Benefits of the Medical Model
It is within this medical model that most of the research and technology has developed which both increases individuals quality of life and indeed allows people to live longer and in relatively better health. Taking a medical model approach to sexuality researchers have been able to discover what happens in our bodies when we are being sexual, right down to the cellular level. They are learning about how our bodies change as we age, and when we injure ourselves, or become ill. Some of what they've discovered has been used to increase our capacity to enjoy sex and feel pleasure.

The medical model approach has also allowed doctors and scientists to link our sexual health to other aspects of our physical health. For example, research has discovered that erectile dysfunction can be an early warning sign of other health issues (heart disease, diabetes, high blood pressure, to name a few).

The medical model has also been used in sex education and sex therapy to develop programs and ways of helping individuals and couples to more fully experience their capacity for sexual connection and pleasure.

Drawbacks of the Medical Model
By focusing mostly on individuals (occasionally including one's sexual partner) and considering the body to be the most significant site of sex and sexuality, the medical model often misses fundamental aspects of human experience of sexuality.

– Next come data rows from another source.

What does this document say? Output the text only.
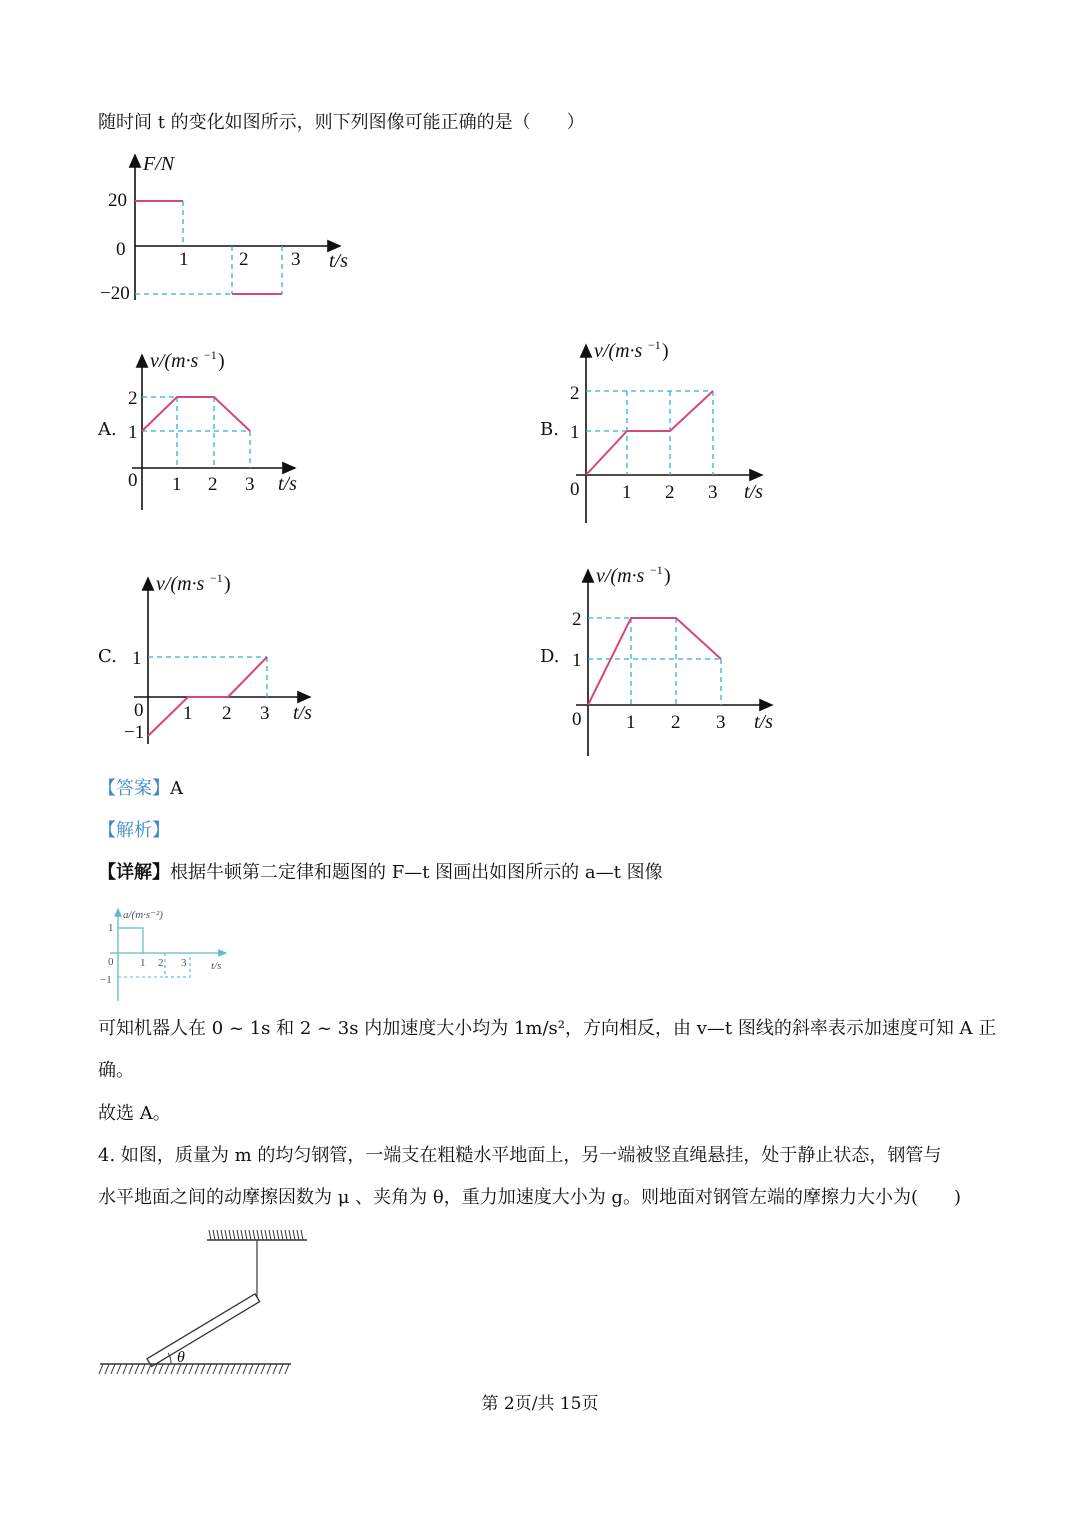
随时间 t 的变化如图所示，则下列图像可能正确的是（　　）
F/N
t/s
20
0
−20
1	2 3
A.
v/(m·s −1 )
2
1
0 1 2 3 t/s
B.
v/(m·s −1 )
2
1
0 1 2 3 t/s
C.
v/(m·s −1 )
1
0
−1
1 2 3 t/s
D.
v/(m·s −1 )
2
1
0 1 2 3 t/s
【答案】A
【解析】
【详解】根据牛顿第二定律和题图的 F—t 图画出如图所示的 a—t 图像
a/(m·s⁻²)
1
0
−1
1 2 3 t/s
可知机器人在 0 ~ 1s 和 2 ~ 3s 内加速度大小均为 1m/s²，方向相反，由 v—t 图线的斜率表示加速度可知 A 正
确。
故选 A。
4. 如图，质量为 m 的均匀钢管，一端支在粗糙水平地面上，另一端被竖直绳悬挂，处于静止状态，钢管与
水平地面之间的动摩擦因数为 μ 、夹角为 θ，重力加速度大小为 g。则地面对钢管左端的摩擦力大小为(　　)
θ
第 2页/共 15页
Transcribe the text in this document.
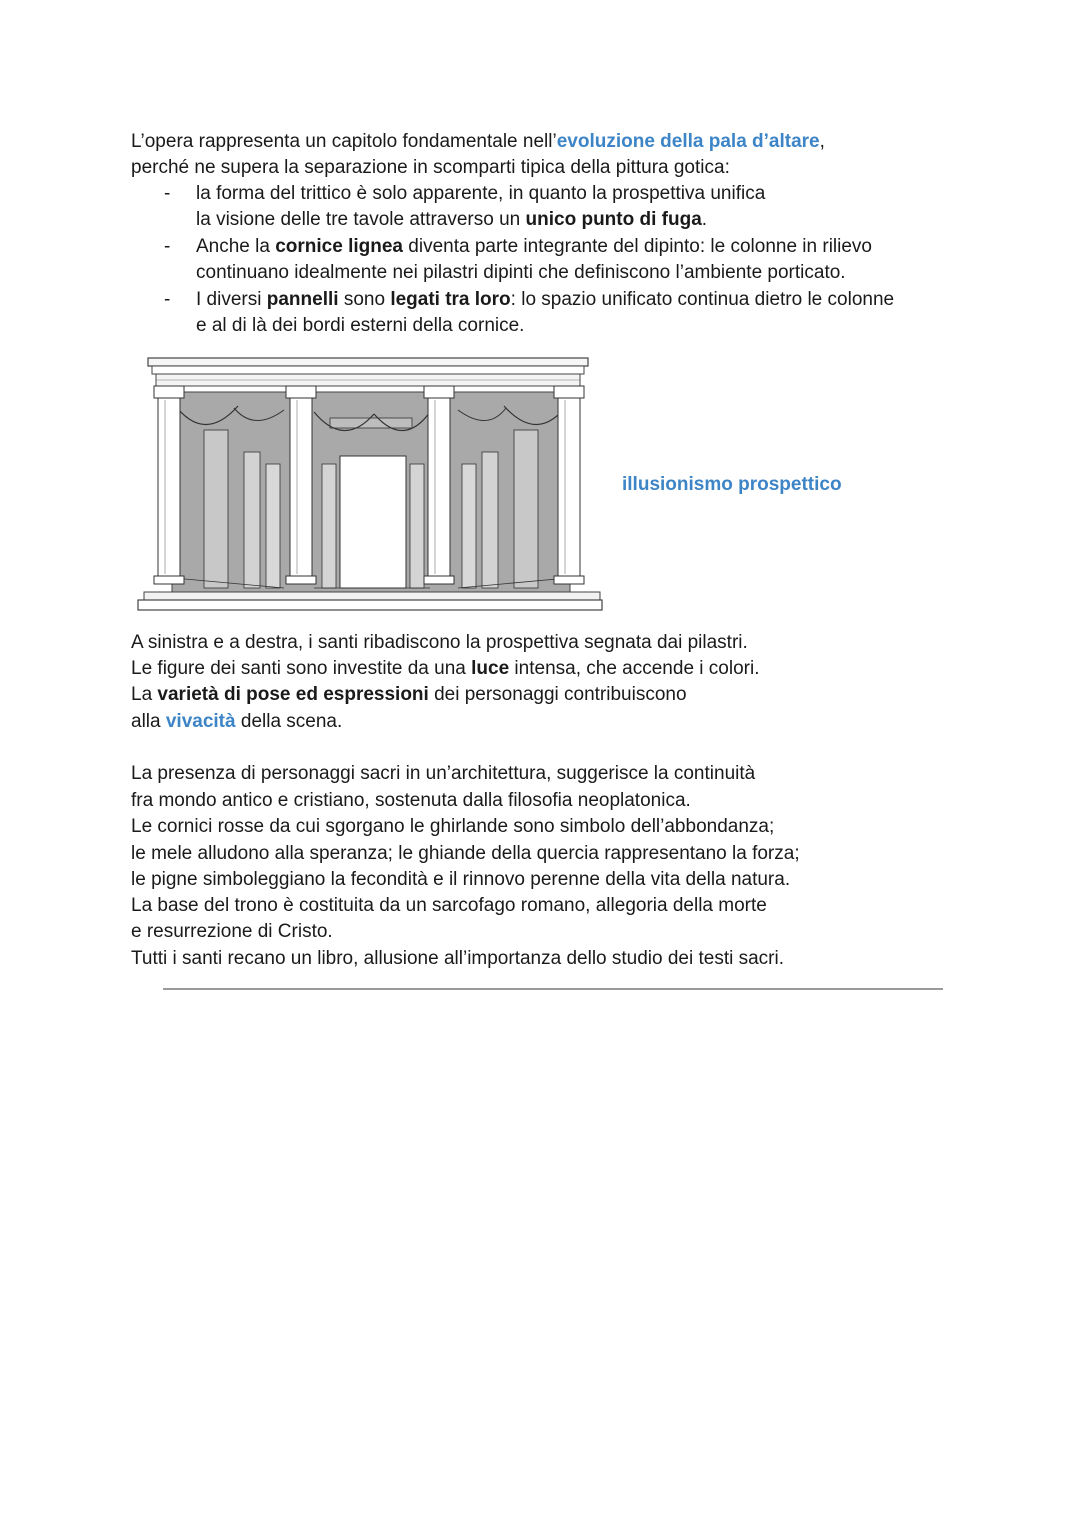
L’opera rappresenta un capitolo fondamentale nell’evoluzione della pala d’altare,
perché ne supera la separazione in scomparti tipica della pittura gotica:
- la forma del trittico è solo apparente, in quanto la prospettiva unifica
la visione delle tre tavole attraverso un unico punto di fuga.
- Anche la cornice lignea diventa parte integrante del dipinto: le colonne in rilievo
continuano idealmente nei pilastri dipinti che definiscono l’ambiente porticato.
- I diversi pannelli sono legati tra loro: lo spazio unificato continua dietro le colonne
e al di là dei bordi esterni della cornice.
illusionismo prospettico
A sinistra e a destra, i santi ribadiscono la prospettiva segnata dai pilastri.
Le figure dei santi sono investite da una luce intensa, che accende i colori.
La varietà di pose ed espressioni dei personaggi contribuiscono
alla vivacità della scena.
La presenza di personaggi sacri in un’architettura, suggerisce la continuità
fra mondo antico e cristiano, sostenuta dalla filosofia neoplatonica.
Le cornici rosse da cui sgorgano le ghirlande sono simbolo dell’abbondanza;
le mele alludono alla speranza; le ghiande della quercia rappresentano la forza;
le pigne simboleggiano la fecondità e il rinnovo perenne della vita della natura.
La base del trono è costituita da un sarcofago romano, allegoria della morte
e resurrezione di Cristo.
Tutti i santi recano un libro, allusione all’importanza dello studio dei testi sacri.
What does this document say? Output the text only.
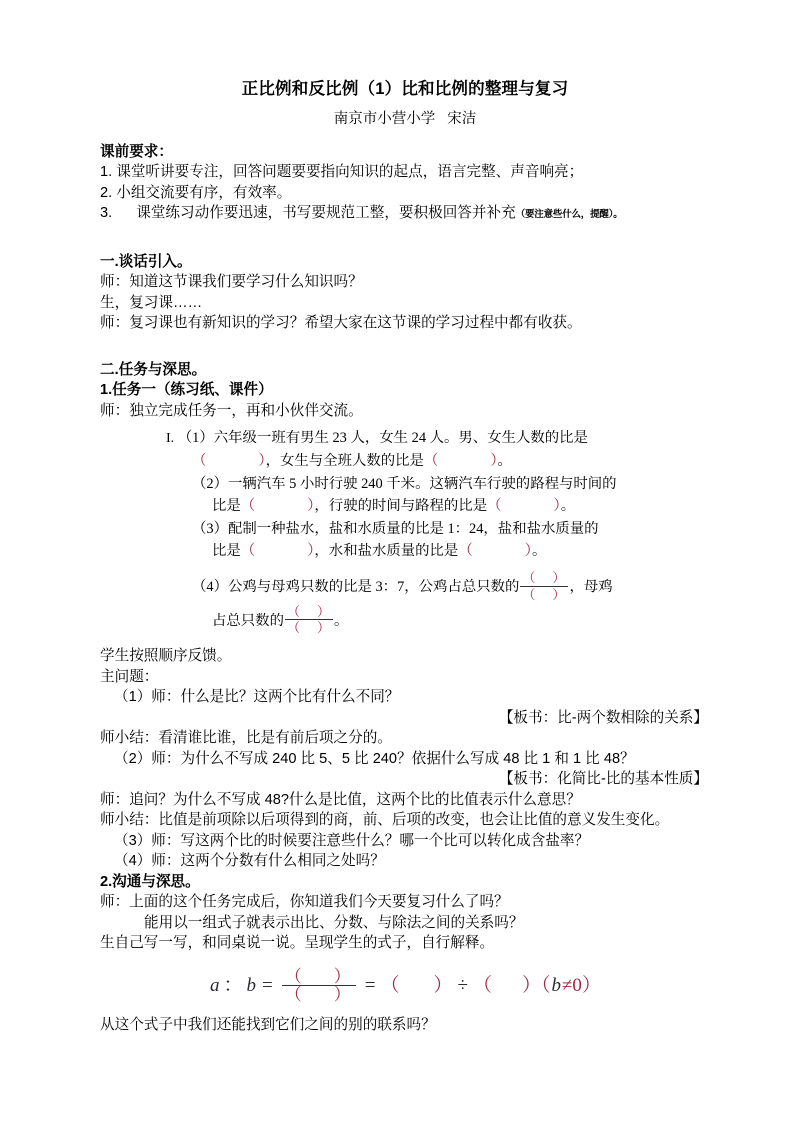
正比例和反比例（1）比和比例的整理与复习
南京市小营小学   宋洁
课前要求：
1. 课堂听讲要专注，回答问题要要指向知识的起点，语言完整、声音响亮；
2. 小组交流要有序，有效率。
3. 课堂练习动作要迅速，书写要规范工整，要积极回答并补充（要注意些什么，提醒）。
一.谈话引入。
师：知道这节课我们要学习什么知识吗？
生，复习课……
师：复习课也有新知识的学习？希望大家在这节课的学习过程中都有收获。
二.任务与深思。
1.任务一（练习纸、课件）
师：独立完成任务一，再和小伙伴交流。
I. （1）六年级一班有男生 23 人，女生 24 人。男、女生人数的比是
（	），女生与全班人数的比是（	）。
（2）一辆汽车 5 小时行驶 240 千米。这辆汽车行驶的路程与时间的
比是（	），行驶的时间与路程的比是（	）。
（3）配制一种盐水，盐和水质量的比是 1：24，盐和盐水质量的
比是（	），水和盐水质量的比是（	）。
（4）公鸡与母鸡只数的比是 3：7，公鸡占总只数的 $\frac{( )}{( )}$ ，母鸡
占总只数的 $\frac{( )}{( )}$ 。
学生按照顺序反馈。
主问题：
（1）师：什么是比？这两个比有什么不同？
【板书：比-两个数相除的关系】
师小结：看清谁比谁，比是有前后项之分的。
（2）师：为什么不写成 240 比 5、5 比 240？依据什么写成 48 比 1 和 1 比 48？
【板书：化简比-比的基本性质】
师：追问？为什么不写成 48?什么是比值，这两个比的比值表示什么意思？
师小结：比值是前项除以后项得到的商，前、后项的改变，也会让比值的意义发生变化。
（3）师：写这两个比的时候要注意些什么？哪一个比可以转化成含盐率？
（4）师：这两个分数有什么相同之处吗？
2.沟通与深思。
师：上面的这个任务完成后，你知道我们今天要复习什么了吗？
能用以一组式子就表示出比、分数、与除法之间的关系吗？
生自己写一写，和同桌说一说。呈现学生的式子，自行解释。
a ： $b = \frac{( )}{( )}$ = （ ） ÷ （ ）（b≠0）
从这个式子中我们还能找到它们之间的别的联系吗？
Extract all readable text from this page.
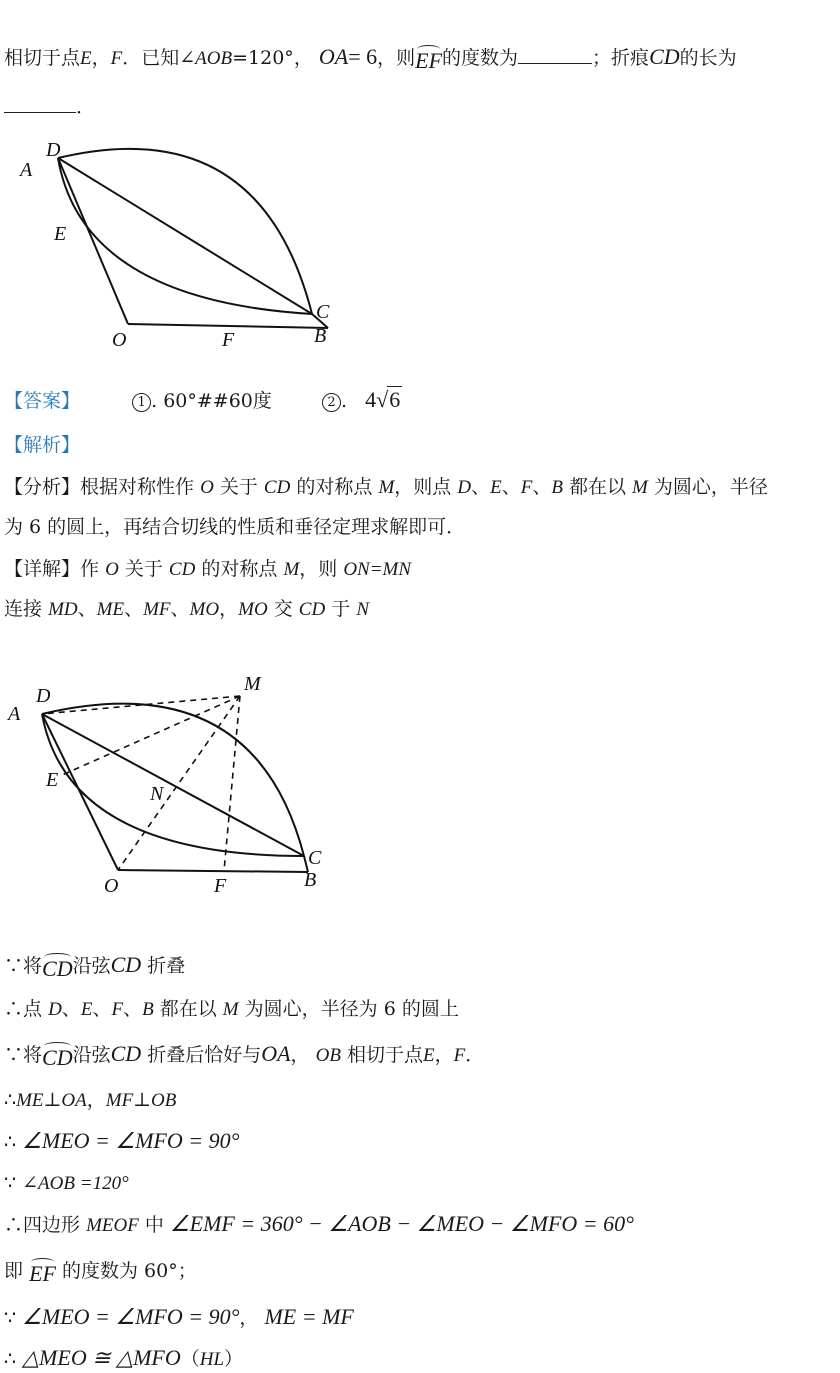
相切于点E，F．已知∠AOB=120°， OA= 6，则EF的度数为	；折痕CD的长为
．
A
D
E
O	F
C
B
【答案】	1 . 60°##60度	2 . 4√6
【解析】
【分析】根据对称性作 O 关于 CD 的对称点 M，则点 D、E、F、B 都在以 M 为圆心，半径
为 6 的圆上，再结合切线的性质和垂径定理求解即可．
【详解】作 O 关于 CD 的对称点 M，则 ON=MN
连接 MD、ME、MF、MO，MO 交 CD 于 N
A
D
M
E
N
O	F
C
B
∵将CD沿弦CD 折叠
∴点 D、E、F、B 都在以 M 为圆心，半径为 6 的圆上
∵将CD沿弦CD 折叠后恰好与OA， OB 相切于点E，F．
∴ME⊥OA，MF⊥OB
∴ ∠MEO = ∠MFO = 90°
∵ ∠AOB =120°
∴四边形 MEOF 中 ∠EMF = 360° − ∠AOB − ∠MEO − ∠MFO = 60°
即 EF 的度数为 60°；
∵ ∠MEO = ∠MFO = 90°， ME = MF
∴ △MEO ≅ △MFO（HL）
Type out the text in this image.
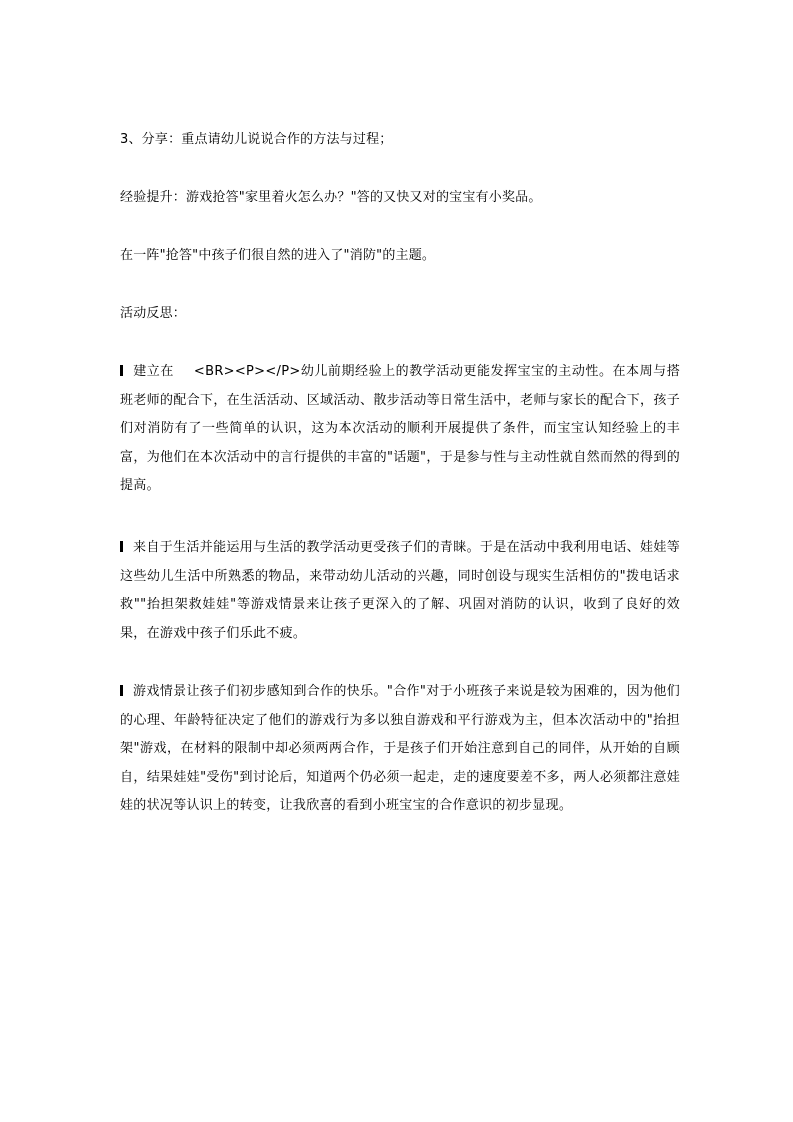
3、分享：重点请幼儿说说合作的方法与过程；
经验提升：游戏抢答"家里着火怎么办？"答的又快又对的宝宝有小奖品。
在一阵"抢答"中孩子们很自然的进入了"消防"的主题。
活动反思：
建立在 <BR><P></P>幼儿前期经验上的教学活动更能发挥宝宝的主动性。在本周与搭班老师的配合下，在生活活动、区域活动、散步活动等日常生活中，老师与家长的配合下，孩子们对消防有了一些简单的认识，这为本次活动的顺利开展提供了条件，而宝宝认知经验上的丰富，为他们在本次活动中的言行提供的丰富的"话题"，于是参与性与主动性就自然而然的得到的提高。
来自于生活并能运用与生活的教学活动更受孩子们的青睐。于是在活动中我利用电话、娃娃等这些幼儿生活中所熟悉的物品，来带动幼儿活动的兴趣，同时创设与现实生活相仿的"拨电话求救""抬担架救娃娃"等游戏情景来让孩子更深入的了解、巩固对消防的认识，收到了良好的效果，在游戏中孩子们乐此不疲。
游戏情景让孩子们初步感知到合作的快乐。"合作"对于小班孩子来说是较为困难的，因为他们的心理、年龄特征决定了他们的游戏行为多以独自游戏和平行游戏为主，但本次活动中的"抬担架"游戏，在材料的限制中却必须两两合作，于是孩子们开始注意到自己的同伴，从开始的自顾自，结果娃娃"受伤"到讨论后，知道两个仍必须一起走，走的速度要差不多，两人必须都注意娃娃的状况等认识上的转变，让我欣喜的看到小班宝宝的合作意识的初步显现。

We may feel sex in our bodies, but sex and sexuality are not experienced in isolation. Even if we are alone, without a sexual partner, we are sexual beings in relation to others. Our sexuality is influenced by our families (the ones we're born into and the ones we choose), our communities, our friends and lovers. Try to imagine who you would be as a sexual person without all the other influences in your life (for better or worse). By minimizing or ignoring those influences, the medical model denies major parts of people's lived experience of sexuality and compartmentalizes people's experience in a way that gives them fewer, not more, tools for making change.

Because the medical model of sexuality focuses on the individual, it also ignores the social systems and structures that are part of our every day life. Things like gender, race, class, ethnicity, education, sexual identity and orientation, embodiment, religion, all have a huge influence on who we are and how we get to be in the world. The sexual messages and images that surround us, the way that sex is taught (if it's taught at all), who has more or less access to basic sexual rights, all of these things are linked. When we only approach sexuality as an individual condition, we ignore the many ways that our experience and expression of sexuality is molded by others.

Perhaps the greatest drawback of the medical model is that it tends to be ignorant of its own limitations, and most people who work using this model forget that there are other ways to think about sexuality, or at least they think those other ways aren't as important. It is this attitude and approach that keeps the medical model isolated from the rich and ever growing body learning that people and communities are doing for themselves.